For a long time, I have had a prejudice against poems that get much narrower at the bottom, the way the above poem does. In my writer's group, when I have suggested to someone that their new poem looks like it might topple and fall on its face, my poet friends look at me in astonished and unbelieving ways. But I still would like you to think about it. Even so, I fell for this blue sky poem because the spring skies are often so blue here. And it is Gu Cheng, whom I love, even though he abused and eventually killed his wife and demonstrated other serious character flaws.

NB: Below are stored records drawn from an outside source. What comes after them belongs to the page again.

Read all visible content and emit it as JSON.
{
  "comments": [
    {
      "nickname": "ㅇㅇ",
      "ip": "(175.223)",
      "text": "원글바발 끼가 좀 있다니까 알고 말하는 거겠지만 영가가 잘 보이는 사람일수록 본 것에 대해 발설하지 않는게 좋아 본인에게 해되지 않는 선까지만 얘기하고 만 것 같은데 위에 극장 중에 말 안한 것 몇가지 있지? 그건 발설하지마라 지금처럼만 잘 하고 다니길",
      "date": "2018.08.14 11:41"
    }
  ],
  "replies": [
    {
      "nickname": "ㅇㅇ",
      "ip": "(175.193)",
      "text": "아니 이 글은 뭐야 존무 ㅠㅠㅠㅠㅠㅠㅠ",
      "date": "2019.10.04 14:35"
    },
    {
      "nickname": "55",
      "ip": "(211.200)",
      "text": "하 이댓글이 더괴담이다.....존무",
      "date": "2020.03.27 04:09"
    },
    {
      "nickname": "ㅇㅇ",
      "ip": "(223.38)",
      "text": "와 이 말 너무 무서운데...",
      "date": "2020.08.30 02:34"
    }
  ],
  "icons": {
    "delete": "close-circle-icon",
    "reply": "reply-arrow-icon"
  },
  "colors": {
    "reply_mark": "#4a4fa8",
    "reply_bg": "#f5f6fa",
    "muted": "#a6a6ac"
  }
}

John McPhee has written a fine essay in the New Yorker (April 29, 2013) about writing (precis: write down ANYTHING to get started and REVISE it FOUR TIMES!) and about revision and copy-editing, especially at The New Yorker. This article is a rare treat. Seek it out! A favorite section deals with using/mining the dictionary (he clearly recommends this instead of the thesaurus.) "The dictionary definitions of words you are trying to replace are far more likely to help you out than a scattershot wad from a thesaurus." (page 34) I didn't retype this sentence [just] so that I could type the words "scattershot wad" but it helped. On this page and the next he gives examples of word clusters he lifted from a definition to insert into a written passage , and which work better than any synonym, no matter how showoffily splendid. He does not (RATS!) tell me which dictionaries he likes, but I will be examining my favorite, the American Heritage Dictionary (I have one in nearly every room! I like the older ones that have the Indo-European roots.) for this sort of information.
What are you writing now, dear reader? And if not writing anything, why not??
Sleep well, dream of vocabulary and vocabularies, roots and branches. Good night.